I stumbled across this topic looking for something unrelated and I found it rather humorous that you somehow didn't make your own frequency response plot, being a professional audio producer apparently, in 8 months seeing how crucial this information is.
Knowing the actual frequency response of the speaker is arbitrary, as one of the well known flaws of it is that it aims at nothing, out of the back of the device. Are you using a reflector? Is your official case folded behind it, which reflects forward? Both of those change the "frequency response" of the speaker.
So even if you had a perfect plot of what the speaker did, what exactly are you going to do, EQ your audio tracks differently? Without dictating the listening environment and reflections out of the speakers, it doesn't matter.
And further, anyone who actually cares about sound on an iPad uses better headphones or speakers, so developing for the obviously limited and midrange scooped iPad default speaker that is pointed nowhere and further diminished by poor placement is ridiculous, no different than developing for the actual apple headphones.
Finally, I'm not exactly sure how you don't have a workflow for a device that includes rapid prototyping for that device. You'd obviously want to demo everything even if you applied some sort of "time saving EQ template" to it.
Is it really that difficult to output reference patterns to see what attenuation and reinforcement is happening one time to craft a chart?

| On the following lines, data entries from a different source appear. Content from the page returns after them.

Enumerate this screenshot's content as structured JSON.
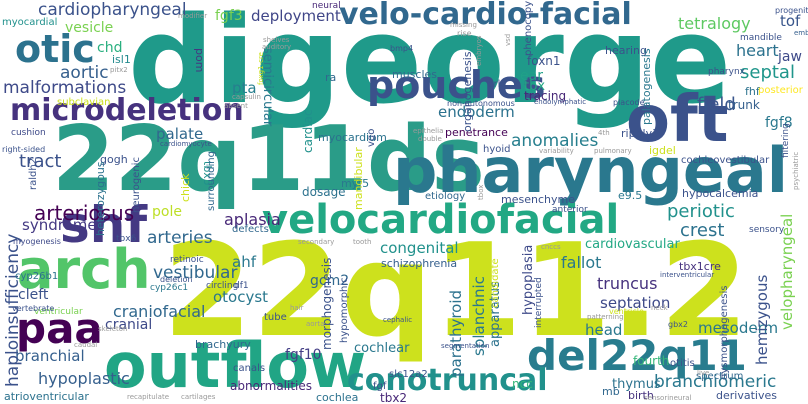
{
  "words": [
    {
      "text": "digeorge",
      "color": "#1f9a8a",
      "weight": "bold"
    },
    {
      "text": "22q11.2",
      "color": "#cde11d",
      "weight": "bold"
    },
    {
      "text": "22q11ds",
      "color": "#2a9c88",
      "weight": "bold"
    },
    {
      "text": "pharyngeal",
      "color": "#2a788e",
      "weight": "bold"
    },
    {
      "text": "oft",
      "color": "#3b528b",
      "weight": "bold"
    },
    {
      "text": "outflow",
      "color": "#21a585",
      "weight": "bold"
    },
    {
      "text": "arch",
      "color": "#52c569",
      "weight": "bold"
    },
    {
      "text": "shf",
      "color": "#443983",
      "weight": "bold"
    },
    {
      "text": "otic",
      "color": "#2c728e",
      "weight": "bold"
    },
    {
      "text": "paa",
      "color": "#440154",
      "weight": "bold"
    },
    {
      "text": "microdeletion",
      "color": "#46327e",
      "weight": "bold"
    },
    {
      "text": "velo-cardio-facial",
      "color": "#31688e",
      "weight": "bold"
    },
    {
      "text": "velocardiofacial",
      "color": "#22a884",
      "weight": "bold"
    },
    {
      "text": "pouches",
      "color": "#3b528b",
      "weight": "bold"
    },
    {
      "text": "del22q11",
      "color": "#287c8e",
      "weight": "bold"
    },
    {
      "text": "conotruncal",
      "color": "#21918c",
      "weight": "bold"
    },
    {
      "text": "cardiopharyngeal",
      "color": "#3b528b",
      "weight": "normal"
    },
    {
      "text": "fgf3",
      "color": "#7ad151",
      "weight": "normal"
    },
    {
      "text": "deployment",
      "color": "#404688",
      "weight": "normal"
    },
    {
      "text": "tetralogy",
      "color": "#5ec962",
      "weight": "normal"
    },
    {
      "text": "heart",
      "color": "#2c728e",
      "weight": "normal"
    },
    {
      "text": "tof",
      "color": "#39568c",
      "weight": "normal"
    },
    {
      "text": "septal",
      "color": "#1f968b",
      "weight": "normal"
    },
    {
      "text": "jaw",
      "color": "#3e4a89",
      "weight": "normal"
    },
    {
      "text": "vesicle",
      "color": "#7ad151",
      "weight": "normal"
    },
    {
      "text": "aortic",
      "color": "#355f8d",
      "weight": "normal"
    },
    {
      "text": "malformations",
      "color": "#3e4a89",
      "weight": "normal"
    },
    {
      "text": "chd",
      "color": "#29af7f",
      "weight": "normal"
    },
    {
      "text": "isl1",
      "color": "#238a8d",
      "weight": "normal"
    },
    {
      "text": "pta",
      "color": "#277f8e",
      "weight": "normal"
    },
    {
      "text": "pom",
      "color": "#453781",
      "weight": "normal"
    },
    {
      "text": "semicircular",
      "color": "#2a788e",
      "weight": "normal"
    },
    {
      "text": "foxn1",
      "color": "#3b528b",
      "weight": "normal"
    },
    {
      "text": "ear",
      "color": "#1fa188",
      "weight": "normal"
    },
    {
      "text": "tbx",
      "color": "#22a884",
      "weight": "normal"
    },
    {
      "text": "tracing",
      "color": "#482878",
      "weight": "normal"
    },
    {
      "text": "field",
      "color": "#39568c",
      "weight": "normal"
    },
    {
      "text": "fgf8",
      "color": "#2a788e",
      "weight": "normal"
    },
    {
      "text": "endoderm",
      "color": "#2c728e",
      "weight": "normal"
    },
    {
      "text": "palate",
      "color": "#31688e",
      "weight": "normal"
    },
    {
      "text": "anomalies",
      "color": "#277f8e",
      "weight": "normal"
    },
    {
      "text": "trunk",
      "color": "#355f8d",
      "weight": "normal"
    },
    {
      "text": "periotic",
      "color": "#21918c",
      "weight": "normal"
    },
    {
      "text": "tract",
      "color": "#3b528b",
      "weight": "normal"
    },
    {
      "text": "arteriosus",
      "color": "#440154",
      "weight": "normal"
    },
    {
      "text": "syndromes",
      "color": "#443983",
      "weight": "normal"
    },
    {
      "text": "arteries",
      "color": "#31688e",
      "weight": "normal"
    },
    {
      "text": "aplasia",
      "color": "#482878",
      "weight": "normal"
    },
    {
      "text": "pole",
      "color": "#bddf26",
      "weight": "normal"
    },
    {
      "text": "hypocalcemia",
      "color": "#3b528b",
      "weight": "normal"
    },
    {
      "text": "congenital",
      "color": "#21918c",
      "weight": "normal"
    },
    {
      "text": "crest",
      "color": "#2c728e",
      "weight": "normal"
    },
    {
      "text": "cardiovascular",
      "color": "#22a884",
      "weight": "normal"
    },
    {
      "text": "fallot",
      "color": "#2a788e",
      "weight": "normal"
    },
    {
      "text": "truncus",
      "color": "#46327e",
      "weight": "normal"
    },
    {
      "text": "septation",
      "color": "#3e4a89",
      "weight": "normal"
    },
    {
      "text": "vestibular",
      "color": "#31688e",
      "weight": "normal"
    },
    {
      "text": "ahf",
      "color": "#2a788e",
      "weight": "normal"
    },
    {
      "text": "otocyst",
      "color": "#2a788e",
      "weight": "normal"
    },
    {
      "text": "craniofacial",
      "color": "#31688e",
      "weight": "normal"
    },
    {
      "text": "cranial",
      "color": "#3e4a89",
      "weight": "normal"
    },
    {
      "text": "cleft",
      "color": "#3b528b",
      "weight": "normal"
    },
    {
      "text": "branchial",
      "color": "#355f8d",
      "weight": "normal"
    },
    {
      "text": "hypoplastic",
      "color": "#355f8d",
      "weight": "normal"
    },
    {
      "text": "fgf10",
      "color": "#433e85",
      "weight": "normal"
    },
    {
      "text": "cochlear",
      "color": "#2a788e",
      "weight": "normal"
    },
    {
      "text": "head",
      "color": "#2a788e",
      "weight": "normal"
    },
    {
      "text": "mesoderm",
      "color": "#2a788e",
      "weight": "normal"
    },
    {
      "text": "branchiomeric",
      "color": "#2a788e",
      "weight": "normal"
    },
    {
      "text": "gcm2",
      "color": "#31688e",
      "weight": "normal"
    },
    {
      "text": "haploinsufficiency",
      "color": "#3b528b",
      "weight": "normal"
    },
    {
      "text": "hemizygous",
      "color": "#3b528b",
      "weight": "normal"
    },
    {
      "text": "velopharyngeal",
      "color": "#7ad151",
      "weight": "normal"
    },
    {
      "text": "parathyroid",
      "color": "#2c728e",
      "weight": "normal"
    },
    {
      "text": "splanchnic",
      "color": "#2a788e",
      "weight": "normal"
    },
    {
      "text": "hypoplasia",
      "color": "#3e4a89",
      "weight": "normal"
    },
    {
      "text": "apparatus",
      "color": "#2c728e",
      "weight": "normal"
    },
    {
      "text": "tbx1cre",
      "color": "#46327e",
      "weight": "normal"
    },
    {
      "text": "ncc",
      "color": "#35b779",
      "weight": "normal"
    },
    {
      "text": "fourth",
      "color": "#35b779",
      "weight": "normal"
    },
    {
      "text": "thymus",
      "color": "#2c728e",
      "weight": "normal"
    },
    {
      "text": "abnormalities",
      "color": "#482878",
      "weight": "normal"
    },
    {
      "text": "cochlea",
      "color": "#2c728e",
      "weight": "normal"
    },
    {
      "text": "tbx2",
      "color": "#482878",
      "weight": "normal"
    },
    {
      "text": "mb",
      "color": "#31688e",
      "weight": "normal"
    },
    {
      "text": "birth",
      "color": "#46327e",
      "weight": "normal"
    },
    {
      "text": "derivatives",
      "color": "#3b528b",
      "weight": "normal"
    },
    {
      "text": "atrioventricular",
      "color": "#2c728e",
      "weight": "normal"
    },
    {
      "text": "myocardial",
      "color": "#21918c",
      "weight": "normal"
    },
    {
      "text": "neural",
      "color": "#482878",
      "weight": "normal"
    },
    {
      "text": "modifier",
      "color": "#999999",
      "weight": "normal"
    },
    {
      "text": "mandible",
      "color": "#3b528b",
      "weight": "normal"
    },
    {
      "text": "progenitor",
      "color": "#3b528b",
      "weight": "normal"
    },
    {
      "text": "embryonic",
      "color": "#355f8d",
      "weight": "normal"
    },
    {
      "text": "fhf",
      "color": "#2c728e",
      "weight": "normal"
    },
    {
      "text": "posterior",
      "color": "#fde725",
      "weight": "normal"
    },
    {
      "text": "subclavian",
      "color": "#cde11d",
      "weight": "normal"
    },
    {
      "text": "cushion",
      "color": "#3e4a89",
      "weight": "normal"
    },
    {
      "text": "right-sided",
      "color": "#3b528b",
      "weight": "normal"
    },
    {
      "text": "cardiomyocyte",
      "color": "#3b528b",
      "weight": "normal"
    },
    {
      "text": "myocardium",
      "color": "#2c728e",
      "weight": "normal"
    },
    {
      "text": "cardiac",
      "color": "#21918c",
      "weight": "normal"
    },
    {
      "text": "gogh",
      "color": "#3b528b",
      "weight": "normal"
    },
    {
      "text": "tbx5",
      "color": "#21918c",
      "weight": "normal"
    },
    {
      "text": "heterozygous",
      "color": "#2c728e",
      "weight": "normal"
    },
    {
      "text": "neurogenic",
      "color": "#3b528b",
      "weight": "normal"
    },
    {
      "text": "surrounding",
      "color": "#31688e",
      "weight": "normal"
    },
    {
      "text": "dosage",
      "color": "#2c728e",
      "weight": "normal"
    },
    {
      "text": "myf5",
      "color": "#2a788e",
      "weight": "normal"
    },
    {
      "text": "mesenchyme",
      "color": "#3b528b",
      "weight": "normal"
    },
    {
      "text": "e9.5",
      "color": "#2a788e",
      "weight": "normal"
    },
    {
      "text": "anterior",
      "color": "#3b528b",
      "weight": "normal"
    },
    {
      "text": "etiology",
      "color": "#31688e",
      "weight": "normal"
    },
    {
      "text": "schizophrenia",
      "color": "#355f8d",
      "weight": "normal"
    },
    {
      "text": "hyoid",
      "color": "#3b528b",
      "weight": "normal"
    },
    {
      "text": "cochleovestibular",
      "color": "#3b528b",
      "weight": "normal"
    },
    {
      "text": "ripply3",
      "color": "#3b528b",
      "weight": "normal"
    },
    {
      "text": "penetrance",
      "color": "#440154",
      "weight": "normal"
    },
    {
      "text": "crkl",
      "color": "#3b528b",
      "weight": "normal"
    },
    {
      "text": "muscles",
      "color": "#31688e",
      "weight": "normal"
    },
    {
      "text": "ra",
      "color": "#31688e",
      "weight": "normal"
    },
    {
      "text": "hearing",
      "color": "#3b528b",
      "weight": "normal"
    },
    {
      "text": "phenocopy",
      "color": "#3b528b",
      "weight": "normal"
    },
    {
      "text": "organogenesis",
      "color": "#3b528b",
      "weight": "normal"
    },
    {
      "text": "palatogenesis",
      "color": "#2a788e",
      "weight": "normal"
    },
    {
      "text": "pharynx",
      "color": "#3b528b",
      "weight": "normal"
    },
    {
      "text": "filtering",
      "color": "#3b528b",
      "weight": "normal"
    },
    {
      "text": "psychiatric",
      "color": "#999999",
      "weight": "normal"
    },
    {
      "text": "sensory",
      "color": "#3b528b",
      "weight": "normal"
    },
    {
      "text": "cyp26b1",
      "color": "#2c728e",
      "weight": "normal"
    },
    {
      "text": "myogenesis",
      "color": "#3e4a89",
      "weight": "normal"
    },
    {
      "text": "raldh2",
      "color": "#3b528b",
      "weight": "normal"
    },
    {
      "text": "ventricular",
      "color": "#7ad151",
      "weight": "normal"
    },
    {
      "text": "vertebrate",
      "color": "#3b528b",
      "weight": "normal"
    },
    {
      "text": "cyp26c1",
      "color": "#2a788e",
      "weight": "normal"
    },
    {
      "text": "tbx6",
      "color": "#3b528b",
      "weight": "normal"
    },
    {
      "text": "defects",
      "color": "#31688e",
      "weight": "normal"
    },
    {
      "text": "retinoic",
      "color": "#3b528b",
      "weight": "normal"
    },
    {
      "text": "deletion",
      "color": "#3b528b",
      "weight": "normal"
    },
    {
      "text": "circling",
      "color": "#3b528b",
      "weight": "normal"
    },
    {
      "text": "df1",
      "color": "#3b528b",
      "weight": "normal"
    },
    {
      "text": "brachyury",
      "color": "#31688e",
      "weight": "normal"
    },
    {
      "text": "canals",
      "color": "#3b528b",
      "weight": "normal"
    },
    {
      "text": "tube",
      "color": "#3b528b",
      "weight": "normal"
    },
    {
      "text": "morphogenesis",
      "color": "#3b528b",
      "weight": "normal"
    },
    {
      "text": "hypomorphic",
      "color": "#3b528b",
      "weight": "normal"
    },
    {
      "text": "aorta",
      "color": "#999999",
      "weight": "normal"
    },
    {
      "text": "hair",
      "color": "#999999",
      "weight": "normal"
    },
    {
      "text": "cephalic",
      "color": "#3b528b",
      "weight": "normal"
    },
    {
      "text": "secondary",
      "color": "#999999",
      "weight": "normal"
    },
    {
      "text": "tooth",
      "color": "#999999",
      "weight": "normal"
    },
    {
      "text": "chick",
      "color": "#cde11d",
      "weight": "normal"
    },
    {
      "text": "skeleton",
      "color": "#999999",
      "weight": "normal"
    },
    {
      "text": "caudal",
      "color": "#999999",
      "weight": "normal"
    },
    {
      "text": "recapitulate",
      "color": "#999999",
      "weight": "normal"
    },
    {
      "text": "cartilages",
      "color": "#999999",
      "weight": "normal"
    },
    {
      "text": "fgf",
      "color": "#3b528b",
      "weight": "normal"
    },
    {
      "text": "slc12a2",
      "color": "#3b528b",
      "weight": "normal"
    },
    {
      "text": "segmentation",
      "color": "#3b528b",
      "weight": "normal"
    },
    {
      "text": "candidate",
      "color": "#cde11d",
      "weight": "normal"
    },
    {
      "text": "interrupted",
      "color": "#3b528b",
      "weight": "normal"
    },
    {
      "text": "interventricular",
      "color": "#3b528b",
      "weight": "normal"
    },
    {
      "text": "patterning",
      "color": "#999999",
      "weight": "normal"
    },
    {
      "text": "neck",
      "color": "#999999",
      "weight": "normal"
    },
    {
      "text": "gbx2",
      "color": "#3b528b",
      "weight": "normal"
    },
    {
      "text": "otitis",
      "color": "#3b528b",
      "weight": "normal"
    },
    {
      "text": "dysmorphogenesis",
      "color": "#3b528b",
      "weight": "normal"
    },
    {
      "text": "spectrum",
      "color": "#31688e",
      "weight": "normal"
    },
    {
      "text": "live",
      "color": "#999999",
      "weight": "normal"
    },
    {
      "text": "sensorineural",
      "color": "#999999",
      "weight": "normal"
    },
    {
      "text": "ventricle",
      "color": "#cde11d",
      "weight": "normal"
    },
    {
      "text": "cnccs",
      "color": "#999999",
      "weight": "normal"
    },
    {
      "text": "tbox",
      "color": "#999999",
      "weight": "normal"
    },
    {
      "text": "igdel",
      "color": "#cde11d",
      "weight": "normal"
    },
    {
      "text": "variability",
      "color": "#999999",
      "weight": "normal"
    },
    {
      "text": "pulmonary",
      "color": "#999999",
      "weight": "normal"
    },
    {
      "text": "double",
      "color": "#999999",
      "weight": "normal"
    },
    {
      "text": "epithelia",
      "color": "#999999",
      "weight": "normal"
    },
    {
      "text": "vgo",
      "color": "#3b528b",
      "weight": "normal"
    },
    {
      "text": "mandibular",
      "color": "#cde11d",
      "weight": "normal"
    },
    {
      "text": "non-autonomous",
      "color": "#3b528b",
      "weight": "normal"
    },
    {
      "text": "endolymphatic",
      "color": "#3b528b",
      "weight": "normal"
    },
    {
      "text": "placode",
      "color": "#3b528b",
      "weight": "normal"
    },
    {
      "text": "4th",
      "color": "#999999",
      "weight": "normal"
    },
    {
      "text": "bmp4",
      "color": "#3b528b",
      "weight": "normal"
    },
    {
      "text": "embryos",
      "color": "#999999",
      "weight": "normal"
    },
    {
      "text": "vsd",
      "color": "#999999",
      "weight": "normal"
    },
    {
      "text": "missing",
      "color": "#999999",
      "weight": "normal"
    },
    {
      "text": "rise",
      "color": "#999999",
      "weight": "normal"
    },
    {
      "text": "shelves",
      "color": "#999999",
      "weight": "normal"
    },
    {
      "text": "auditory",
      "color": "#999999",
      "weight": "normal"
    },
    {
      "text": "capsulin",
      "color": "#999999",
      "weight": "normal"
    },
    {
      "text": "absent",
      "color": "#999999",
      "weight": "normal"
    },
    {
      "text": "pitx2",
      "color": "#999999",
      "weight": "normal"
    },
    {
      "text": "foxg1-cre",
      "color": "#cde11d",
      "weight": "normal"
    }
  ]
}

Time waste regardless because if you moved a reference microphone to any number of potential typical listening papositions the curves would be completely different.
Or is your plan to make the best mix for someone holding the speaker pointed away from them AND two inches above their lap, magically? because you! with your gear and experience should know, in that case you create accurate audio so no single listening environment is favored intentionally.